Send the army. Crush him.
But no, the Gods would never allow it. Hector would never allow it. And so he stands. Alone. The city walls towering over him. They were built to protect him. Now they isolate him. His polished armour reflects the evening sun. His stance is sure. His resolve unwavering. Only one man stands any chance against him on the battlefield. That man waits for him. Achilles. Sand kicks up off the floor as a gust of wind interrupts the encounter. Hector steps forward to face his opponent. The city sends out a desperate, woeful cheer for their champion. Words are spoken. Brief. Blunt. Today, one of them must die.
Hector reaches for his sword. Does his hand quiver?
Achilles is on him. He covers the ground like a gazelle and thrusts his spear at Hector’s face. It clashes against shield and ringing cuts through the air.
Defend yourself Hector. Fight back.
The onslaught is unbearable. Achilles attacks again, his spear lightning quick. Hatred fuels his every move. The intensity is inconceivable. The city can barely watch as their hero is forced back. Each attack more brutal and ferocious than the last. The same thought occupies everyone’s mind.
Then a reprieve.
The enemies face off. More words are spoken.

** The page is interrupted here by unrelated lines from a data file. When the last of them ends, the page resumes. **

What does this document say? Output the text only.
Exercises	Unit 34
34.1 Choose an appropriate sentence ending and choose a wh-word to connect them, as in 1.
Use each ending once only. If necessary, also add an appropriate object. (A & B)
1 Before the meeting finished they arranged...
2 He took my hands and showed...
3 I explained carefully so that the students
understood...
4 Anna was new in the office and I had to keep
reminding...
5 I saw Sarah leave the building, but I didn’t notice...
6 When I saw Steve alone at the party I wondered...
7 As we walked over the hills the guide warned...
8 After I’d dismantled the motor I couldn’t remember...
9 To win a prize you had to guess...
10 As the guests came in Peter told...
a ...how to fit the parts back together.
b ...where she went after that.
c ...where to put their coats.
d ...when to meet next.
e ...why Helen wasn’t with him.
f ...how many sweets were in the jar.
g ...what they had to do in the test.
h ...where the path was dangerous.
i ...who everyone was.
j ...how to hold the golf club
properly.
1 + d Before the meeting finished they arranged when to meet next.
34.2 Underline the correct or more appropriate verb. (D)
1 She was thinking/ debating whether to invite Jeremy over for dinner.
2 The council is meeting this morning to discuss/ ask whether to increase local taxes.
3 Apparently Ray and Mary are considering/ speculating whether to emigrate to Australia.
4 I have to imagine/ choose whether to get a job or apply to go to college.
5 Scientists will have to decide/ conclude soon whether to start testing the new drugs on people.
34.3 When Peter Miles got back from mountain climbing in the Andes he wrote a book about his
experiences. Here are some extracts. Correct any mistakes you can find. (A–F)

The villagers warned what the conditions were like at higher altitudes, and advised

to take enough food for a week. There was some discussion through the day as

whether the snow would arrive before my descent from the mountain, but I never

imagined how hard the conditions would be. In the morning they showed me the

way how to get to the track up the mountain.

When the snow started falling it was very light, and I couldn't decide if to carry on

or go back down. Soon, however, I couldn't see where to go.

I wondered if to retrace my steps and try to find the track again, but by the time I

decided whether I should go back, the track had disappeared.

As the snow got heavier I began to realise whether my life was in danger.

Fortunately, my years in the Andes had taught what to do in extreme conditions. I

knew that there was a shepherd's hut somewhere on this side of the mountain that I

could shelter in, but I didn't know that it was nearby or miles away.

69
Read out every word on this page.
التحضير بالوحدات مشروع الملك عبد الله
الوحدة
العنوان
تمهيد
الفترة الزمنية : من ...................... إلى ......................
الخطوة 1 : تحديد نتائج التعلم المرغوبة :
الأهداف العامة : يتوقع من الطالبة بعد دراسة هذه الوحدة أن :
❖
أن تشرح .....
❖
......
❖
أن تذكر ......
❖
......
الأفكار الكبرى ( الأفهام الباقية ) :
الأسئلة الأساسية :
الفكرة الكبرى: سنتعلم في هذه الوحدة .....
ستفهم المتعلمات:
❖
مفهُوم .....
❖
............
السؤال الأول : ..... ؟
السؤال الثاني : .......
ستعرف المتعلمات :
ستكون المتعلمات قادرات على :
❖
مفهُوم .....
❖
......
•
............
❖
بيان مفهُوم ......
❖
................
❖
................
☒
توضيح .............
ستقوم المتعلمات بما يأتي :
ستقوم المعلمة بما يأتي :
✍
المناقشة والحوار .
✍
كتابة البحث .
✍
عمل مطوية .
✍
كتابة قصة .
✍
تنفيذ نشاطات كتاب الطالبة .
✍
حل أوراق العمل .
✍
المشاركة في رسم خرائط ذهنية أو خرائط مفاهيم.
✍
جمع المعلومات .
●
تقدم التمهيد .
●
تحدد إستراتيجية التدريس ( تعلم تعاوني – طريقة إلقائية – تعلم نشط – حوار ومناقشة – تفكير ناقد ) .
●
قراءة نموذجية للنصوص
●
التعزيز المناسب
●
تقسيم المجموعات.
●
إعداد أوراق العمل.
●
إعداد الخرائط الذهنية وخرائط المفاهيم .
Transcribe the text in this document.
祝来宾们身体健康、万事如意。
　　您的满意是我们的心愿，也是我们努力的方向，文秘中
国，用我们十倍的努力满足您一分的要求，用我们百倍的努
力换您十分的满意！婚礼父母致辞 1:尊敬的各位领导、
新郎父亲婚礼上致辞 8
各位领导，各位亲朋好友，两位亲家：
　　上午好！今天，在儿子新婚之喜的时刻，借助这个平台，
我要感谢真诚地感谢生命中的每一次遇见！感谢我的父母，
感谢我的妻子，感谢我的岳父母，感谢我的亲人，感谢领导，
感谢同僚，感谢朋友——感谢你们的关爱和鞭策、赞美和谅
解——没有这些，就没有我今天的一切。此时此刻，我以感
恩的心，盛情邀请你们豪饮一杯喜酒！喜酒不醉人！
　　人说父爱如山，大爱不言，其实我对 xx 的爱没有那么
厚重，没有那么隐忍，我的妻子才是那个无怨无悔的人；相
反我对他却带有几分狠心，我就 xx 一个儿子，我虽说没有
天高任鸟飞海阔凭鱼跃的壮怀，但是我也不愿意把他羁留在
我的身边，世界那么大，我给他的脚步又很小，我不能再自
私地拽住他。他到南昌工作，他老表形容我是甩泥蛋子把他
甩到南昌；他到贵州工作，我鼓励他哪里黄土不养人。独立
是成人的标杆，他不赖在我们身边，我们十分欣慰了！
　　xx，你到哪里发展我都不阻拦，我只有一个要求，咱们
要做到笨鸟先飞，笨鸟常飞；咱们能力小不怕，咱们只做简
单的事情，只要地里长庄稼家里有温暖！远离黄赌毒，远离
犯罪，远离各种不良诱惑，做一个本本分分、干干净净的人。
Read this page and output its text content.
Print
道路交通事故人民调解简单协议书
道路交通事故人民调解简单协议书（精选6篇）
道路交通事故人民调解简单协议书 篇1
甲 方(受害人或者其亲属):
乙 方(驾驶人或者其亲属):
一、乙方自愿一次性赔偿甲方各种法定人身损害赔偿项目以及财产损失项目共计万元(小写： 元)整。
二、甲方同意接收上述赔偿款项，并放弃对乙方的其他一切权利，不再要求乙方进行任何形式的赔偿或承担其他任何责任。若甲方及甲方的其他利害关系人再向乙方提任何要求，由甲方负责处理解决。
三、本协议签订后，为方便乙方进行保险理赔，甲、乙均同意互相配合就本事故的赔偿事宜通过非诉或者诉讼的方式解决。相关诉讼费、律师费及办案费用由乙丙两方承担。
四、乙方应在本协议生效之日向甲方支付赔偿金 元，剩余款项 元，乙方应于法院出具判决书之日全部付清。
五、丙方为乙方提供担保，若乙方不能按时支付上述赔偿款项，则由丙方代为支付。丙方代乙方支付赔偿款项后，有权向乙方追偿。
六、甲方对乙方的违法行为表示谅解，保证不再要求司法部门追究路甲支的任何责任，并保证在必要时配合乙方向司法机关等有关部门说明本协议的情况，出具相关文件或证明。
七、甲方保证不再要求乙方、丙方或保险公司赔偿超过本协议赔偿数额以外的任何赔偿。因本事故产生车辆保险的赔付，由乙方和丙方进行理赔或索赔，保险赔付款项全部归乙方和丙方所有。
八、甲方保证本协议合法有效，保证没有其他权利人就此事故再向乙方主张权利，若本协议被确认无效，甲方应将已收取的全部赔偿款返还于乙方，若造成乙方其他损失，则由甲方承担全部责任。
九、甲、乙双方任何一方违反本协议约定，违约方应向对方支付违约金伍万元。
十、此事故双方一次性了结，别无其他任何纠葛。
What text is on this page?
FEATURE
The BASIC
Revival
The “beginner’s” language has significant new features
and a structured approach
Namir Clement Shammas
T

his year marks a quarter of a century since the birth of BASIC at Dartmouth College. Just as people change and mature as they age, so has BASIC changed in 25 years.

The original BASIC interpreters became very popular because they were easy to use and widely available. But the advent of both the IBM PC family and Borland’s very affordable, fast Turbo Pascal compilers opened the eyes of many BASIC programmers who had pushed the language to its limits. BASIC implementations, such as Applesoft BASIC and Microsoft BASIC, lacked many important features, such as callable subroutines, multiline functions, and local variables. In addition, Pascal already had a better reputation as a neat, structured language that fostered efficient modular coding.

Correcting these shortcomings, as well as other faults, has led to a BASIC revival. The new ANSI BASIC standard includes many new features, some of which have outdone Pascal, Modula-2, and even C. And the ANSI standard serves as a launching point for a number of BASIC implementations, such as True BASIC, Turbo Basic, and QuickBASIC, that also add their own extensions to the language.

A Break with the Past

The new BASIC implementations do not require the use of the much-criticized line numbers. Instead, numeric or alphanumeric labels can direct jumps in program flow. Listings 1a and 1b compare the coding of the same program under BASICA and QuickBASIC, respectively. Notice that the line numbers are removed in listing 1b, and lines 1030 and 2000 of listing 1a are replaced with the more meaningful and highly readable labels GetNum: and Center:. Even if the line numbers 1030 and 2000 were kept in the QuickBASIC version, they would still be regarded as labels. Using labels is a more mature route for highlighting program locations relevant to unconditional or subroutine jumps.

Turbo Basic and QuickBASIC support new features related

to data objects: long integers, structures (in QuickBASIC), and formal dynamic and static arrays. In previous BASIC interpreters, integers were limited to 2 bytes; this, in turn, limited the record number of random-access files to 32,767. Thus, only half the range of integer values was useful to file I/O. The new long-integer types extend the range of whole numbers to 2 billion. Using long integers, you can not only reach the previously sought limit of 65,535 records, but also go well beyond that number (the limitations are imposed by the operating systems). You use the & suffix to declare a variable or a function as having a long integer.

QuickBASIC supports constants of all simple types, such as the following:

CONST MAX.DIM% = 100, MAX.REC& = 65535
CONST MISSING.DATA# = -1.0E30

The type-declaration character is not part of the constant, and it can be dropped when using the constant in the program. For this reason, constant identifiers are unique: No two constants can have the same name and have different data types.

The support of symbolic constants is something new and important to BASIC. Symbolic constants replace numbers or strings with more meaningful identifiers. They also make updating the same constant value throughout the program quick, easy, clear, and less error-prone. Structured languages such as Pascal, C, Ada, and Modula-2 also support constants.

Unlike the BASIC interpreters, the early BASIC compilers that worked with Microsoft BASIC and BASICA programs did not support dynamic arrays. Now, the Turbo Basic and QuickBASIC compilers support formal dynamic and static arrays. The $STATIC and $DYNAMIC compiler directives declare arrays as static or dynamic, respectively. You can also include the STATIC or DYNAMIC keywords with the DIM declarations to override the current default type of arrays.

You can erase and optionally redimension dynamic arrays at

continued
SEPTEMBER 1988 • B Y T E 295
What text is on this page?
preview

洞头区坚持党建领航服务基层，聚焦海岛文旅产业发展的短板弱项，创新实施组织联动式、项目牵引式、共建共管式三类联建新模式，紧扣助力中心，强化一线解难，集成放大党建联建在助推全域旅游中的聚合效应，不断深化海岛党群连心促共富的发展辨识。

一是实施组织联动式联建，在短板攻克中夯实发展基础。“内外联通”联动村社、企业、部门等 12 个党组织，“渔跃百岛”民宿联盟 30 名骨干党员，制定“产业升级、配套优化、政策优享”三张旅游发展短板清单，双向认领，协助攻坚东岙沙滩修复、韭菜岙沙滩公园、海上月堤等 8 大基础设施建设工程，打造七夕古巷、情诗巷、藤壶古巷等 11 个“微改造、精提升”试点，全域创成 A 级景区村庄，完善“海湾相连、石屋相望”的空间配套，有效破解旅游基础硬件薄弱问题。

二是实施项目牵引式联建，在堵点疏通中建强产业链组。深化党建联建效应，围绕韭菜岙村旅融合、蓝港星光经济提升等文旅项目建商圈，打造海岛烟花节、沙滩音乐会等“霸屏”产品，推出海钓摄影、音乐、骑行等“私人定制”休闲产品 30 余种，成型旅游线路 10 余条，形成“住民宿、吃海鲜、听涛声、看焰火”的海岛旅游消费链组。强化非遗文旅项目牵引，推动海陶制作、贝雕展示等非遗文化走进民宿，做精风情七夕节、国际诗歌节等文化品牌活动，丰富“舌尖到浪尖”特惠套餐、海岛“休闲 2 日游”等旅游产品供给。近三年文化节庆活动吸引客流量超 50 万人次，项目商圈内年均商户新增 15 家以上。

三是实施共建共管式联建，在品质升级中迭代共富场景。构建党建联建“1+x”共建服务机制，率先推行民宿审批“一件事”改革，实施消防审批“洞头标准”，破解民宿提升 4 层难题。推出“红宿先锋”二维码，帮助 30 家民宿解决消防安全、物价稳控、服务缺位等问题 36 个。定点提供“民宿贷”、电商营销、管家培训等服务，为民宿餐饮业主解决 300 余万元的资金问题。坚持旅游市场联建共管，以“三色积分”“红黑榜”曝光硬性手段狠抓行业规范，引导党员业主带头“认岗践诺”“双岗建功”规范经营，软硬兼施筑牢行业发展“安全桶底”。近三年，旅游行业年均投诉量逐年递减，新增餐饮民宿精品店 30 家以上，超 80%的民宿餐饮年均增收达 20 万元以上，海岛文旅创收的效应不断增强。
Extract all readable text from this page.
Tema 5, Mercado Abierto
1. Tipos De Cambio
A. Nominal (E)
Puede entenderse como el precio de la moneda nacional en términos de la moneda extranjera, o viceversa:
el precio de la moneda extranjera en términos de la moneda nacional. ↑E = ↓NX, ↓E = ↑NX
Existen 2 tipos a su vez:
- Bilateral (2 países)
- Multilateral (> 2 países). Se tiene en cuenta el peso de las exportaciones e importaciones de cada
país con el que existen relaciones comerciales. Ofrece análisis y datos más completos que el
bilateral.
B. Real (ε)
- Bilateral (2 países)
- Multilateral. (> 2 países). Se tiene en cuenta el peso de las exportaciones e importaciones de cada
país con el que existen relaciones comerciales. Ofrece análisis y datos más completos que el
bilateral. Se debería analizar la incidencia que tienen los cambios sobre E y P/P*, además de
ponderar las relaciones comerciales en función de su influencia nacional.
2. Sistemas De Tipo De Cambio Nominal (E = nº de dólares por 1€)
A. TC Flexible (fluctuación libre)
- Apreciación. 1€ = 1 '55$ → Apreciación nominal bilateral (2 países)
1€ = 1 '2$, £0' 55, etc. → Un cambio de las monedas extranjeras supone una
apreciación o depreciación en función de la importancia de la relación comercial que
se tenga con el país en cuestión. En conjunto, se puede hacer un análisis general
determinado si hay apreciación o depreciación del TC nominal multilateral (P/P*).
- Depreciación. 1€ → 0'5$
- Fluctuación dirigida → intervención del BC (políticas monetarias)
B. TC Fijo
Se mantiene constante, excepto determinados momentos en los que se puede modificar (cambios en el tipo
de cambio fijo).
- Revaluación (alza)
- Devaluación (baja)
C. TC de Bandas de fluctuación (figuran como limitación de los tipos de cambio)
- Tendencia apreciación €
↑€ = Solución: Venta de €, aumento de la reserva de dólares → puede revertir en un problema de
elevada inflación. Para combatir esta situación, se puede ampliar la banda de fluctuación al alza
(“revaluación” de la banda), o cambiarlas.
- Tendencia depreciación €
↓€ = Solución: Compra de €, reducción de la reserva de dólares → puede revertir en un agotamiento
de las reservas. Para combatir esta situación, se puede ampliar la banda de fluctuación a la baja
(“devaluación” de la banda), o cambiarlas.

Hector attacks. The city cheers their champion on. His sword swings are powerful and fluid, his footwork eloquent. It’s Achilles’ turn to backtrack. Hope, perhaps?
But they can’t see where the spear has pierced the armour. They can’t feel the weight of the sword in their hand. They can’t taste the blood in their mouths.
Achilles slips, presenting a glorious opportunity. Hector throws his sword towards his unprotected neck. It was a ruse. Of course it was. Achilles dances out of the way. Hector falls forward, his sword cutting through thin air.
Now it’s Hector who’s exposed.
The city watches as their hero lets out a scream no mother should hear. Their champion is on his knees, his ankles a mess of blood and shattered ligament. All hope is lost.
But still they watch. And pray.
Let it be done with. Let it be over. Achilles kicks away his opponent’s sword and shield. He raises his spear. It pauses in the air. Hector looks up, defeated, ready to accept his fate.
Has he changed his mind. Is he merciful?
No – today is for revenge, not mercy. The spear plunges down. Hector collapses. The city gasps and finally looks away, unable to watch anymore. Unable to accept what has happened.
But still the torment is not over. Achilles removes his enemy’s armour as the city stands by in disbelief, unable to act. Powerless to intervene. Has he no honour? Hector’s bloodied naked corpse is visible to all. A final humiliation. His legs are bound and tied to Achilles chariot. You can’t take him. You can’t have him…please. The city’s pleas fall on deaf ears as Achilles rides off. His vengeance complete, his anguish still raw. Hector’s broken body stains the sand as it’s dragged back to the Greeks. They have the prince of Troy. They have the war.
Poor Hector didn’t stand much of a chance against Achilles given that the latter was (almost) immortal. His fate was sealed when he killed Patroclus fighting the Greeks on the beaches of Troy. Patroclus had donned Achilles armour after Achilles had withdrawn from the war in order to trick the Myrmidons into battle against the Trojans.
The battle between Hector and Achilles is one of my favourite parts of the Iliad. Two heavyweights squaring up for the first time. The Mohammad Ali vs. George Foreman of the Trojan war. Everytime I see it depicted on television I can never work out who I’m rooting for – Hector the darling of Troy, or Achilles whose story I find fascinating. In the Iliad, Hector loses his nerve and runs away from Achilles around the city walls. I don’t like this version of events. I can’t picture it without the Benny Hill music playing in the background and a trail of scantily clad girls following them (and he has an entire army behind him, why run?).
The death of Hector would steal Troy of its heart and soul. Would the Trojan horse have been so easily accepted had Hector remained in the city? I guess we’ll never know.